Given the current demand level and rising prices in areas outside of Europe, combined with the weakened euro against the dollar exchange rate, imports in Europe are expected to be at a lower level for the first half of 2017.

Although negative for buyers in this regard, producers of end goods are currently benefiting from a more attractive export market, with opportunities here expected to continue.

There are no major maintenance turnarounds planned in Europe for the first half of the year. Despite this, producers see supply on the tighter side for the first six months of the year, linked to lower imports and low inventories after a period of good demand.

One producer said with urea prices remaining at a lower level profitability for sellers is high at present, especially considering the global level of demand.

Other possible factors that may impact the European melamine market include the upcoming decision on extending the anti-dumping tariff against Chinese product and general economic uncertainty.

The review by the European Commission was announced in May 2016 and is expected to take 12-15 months to complete.
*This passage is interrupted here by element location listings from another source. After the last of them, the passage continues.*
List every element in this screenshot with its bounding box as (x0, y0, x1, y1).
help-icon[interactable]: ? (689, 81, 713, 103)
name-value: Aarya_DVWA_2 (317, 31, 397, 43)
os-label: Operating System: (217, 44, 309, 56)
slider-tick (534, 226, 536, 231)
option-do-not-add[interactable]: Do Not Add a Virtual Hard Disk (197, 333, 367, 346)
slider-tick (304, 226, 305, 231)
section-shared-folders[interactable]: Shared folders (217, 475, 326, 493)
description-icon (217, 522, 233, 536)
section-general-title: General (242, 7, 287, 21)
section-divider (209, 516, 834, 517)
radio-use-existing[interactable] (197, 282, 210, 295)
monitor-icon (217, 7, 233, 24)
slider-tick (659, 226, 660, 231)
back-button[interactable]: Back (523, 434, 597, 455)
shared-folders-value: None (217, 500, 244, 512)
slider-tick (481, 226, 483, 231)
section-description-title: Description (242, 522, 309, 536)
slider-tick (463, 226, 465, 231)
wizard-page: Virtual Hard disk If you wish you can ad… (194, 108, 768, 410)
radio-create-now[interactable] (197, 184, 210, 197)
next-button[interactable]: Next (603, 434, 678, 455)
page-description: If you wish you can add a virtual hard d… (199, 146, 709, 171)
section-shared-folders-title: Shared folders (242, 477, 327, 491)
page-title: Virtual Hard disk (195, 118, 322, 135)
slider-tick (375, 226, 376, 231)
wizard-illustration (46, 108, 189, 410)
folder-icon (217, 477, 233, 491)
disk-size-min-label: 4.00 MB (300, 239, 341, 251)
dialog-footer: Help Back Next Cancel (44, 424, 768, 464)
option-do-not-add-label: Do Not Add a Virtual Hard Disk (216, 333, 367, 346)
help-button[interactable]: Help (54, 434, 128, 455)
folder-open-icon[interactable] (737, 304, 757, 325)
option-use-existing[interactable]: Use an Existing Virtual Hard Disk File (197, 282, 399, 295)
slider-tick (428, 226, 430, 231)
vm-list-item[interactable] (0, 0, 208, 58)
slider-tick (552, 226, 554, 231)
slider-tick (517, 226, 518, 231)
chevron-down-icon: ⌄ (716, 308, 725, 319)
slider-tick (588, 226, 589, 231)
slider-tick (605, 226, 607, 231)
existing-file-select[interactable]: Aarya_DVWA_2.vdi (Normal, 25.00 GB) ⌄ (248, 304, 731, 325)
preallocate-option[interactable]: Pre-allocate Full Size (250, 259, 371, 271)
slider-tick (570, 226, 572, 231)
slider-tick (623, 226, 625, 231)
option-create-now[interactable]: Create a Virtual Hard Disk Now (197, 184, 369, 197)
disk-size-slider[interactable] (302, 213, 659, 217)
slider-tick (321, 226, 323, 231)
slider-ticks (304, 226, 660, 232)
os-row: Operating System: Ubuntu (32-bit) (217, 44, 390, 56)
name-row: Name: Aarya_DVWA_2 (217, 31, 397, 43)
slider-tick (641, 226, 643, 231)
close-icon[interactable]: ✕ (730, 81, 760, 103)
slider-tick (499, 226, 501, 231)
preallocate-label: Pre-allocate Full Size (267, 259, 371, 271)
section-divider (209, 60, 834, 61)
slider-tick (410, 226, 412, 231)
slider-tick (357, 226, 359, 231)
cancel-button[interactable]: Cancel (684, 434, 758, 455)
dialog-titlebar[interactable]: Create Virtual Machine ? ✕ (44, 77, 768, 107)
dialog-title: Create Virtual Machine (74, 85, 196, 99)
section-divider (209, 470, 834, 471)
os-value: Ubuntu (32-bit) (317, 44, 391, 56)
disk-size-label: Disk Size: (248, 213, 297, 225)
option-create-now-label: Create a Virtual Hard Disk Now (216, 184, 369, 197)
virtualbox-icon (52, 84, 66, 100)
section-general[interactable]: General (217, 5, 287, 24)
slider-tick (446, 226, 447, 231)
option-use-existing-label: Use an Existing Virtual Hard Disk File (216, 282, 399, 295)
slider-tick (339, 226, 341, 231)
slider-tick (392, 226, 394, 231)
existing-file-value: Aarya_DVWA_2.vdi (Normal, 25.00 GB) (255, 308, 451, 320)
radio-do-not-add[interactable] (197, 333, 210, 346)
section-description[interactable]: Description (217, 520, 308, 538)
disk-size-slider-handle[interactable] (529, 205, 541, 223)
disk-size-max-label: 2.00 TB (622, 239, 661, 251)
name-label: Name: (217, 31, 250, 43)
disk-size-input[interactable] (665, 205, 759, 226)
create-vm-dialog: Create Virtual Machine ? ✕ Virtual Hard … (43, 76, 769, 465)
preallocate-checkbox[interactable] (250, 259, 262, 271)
If the tariff is lifted this would have an impact on global trade flows and is seen as the pivotal decision for the market next year.

Players are also concerned about the impact of the UK leaving the EU and the election of Donald Trump as US President.

However, at the start of the year strength and stability are the main messages for demand, with supply and factors outside of the region being the main area of discussion for the ongoing first-quarter contract negotiations.

Prices were stable in 2016, but with demand for European product high at the end of the year this spurred European producers to separately target price increases between €50-100/tonne.

At this stage the market is divided, with buyers seeing little justification for a high increase, with targets on the buying side between a rollover to a small double-digit increase.

2017 starts with some upward pricing pressure, good demand, European production running well, and players looking outside of the region for any factor that could tip the current market balance.

(*Chart based on December Eurostat data as of 16 December, Eurostat import/export data is subject to revision as more detailed information becomes available. EU figures comprise the aggregate of member states data published by Eurostat.)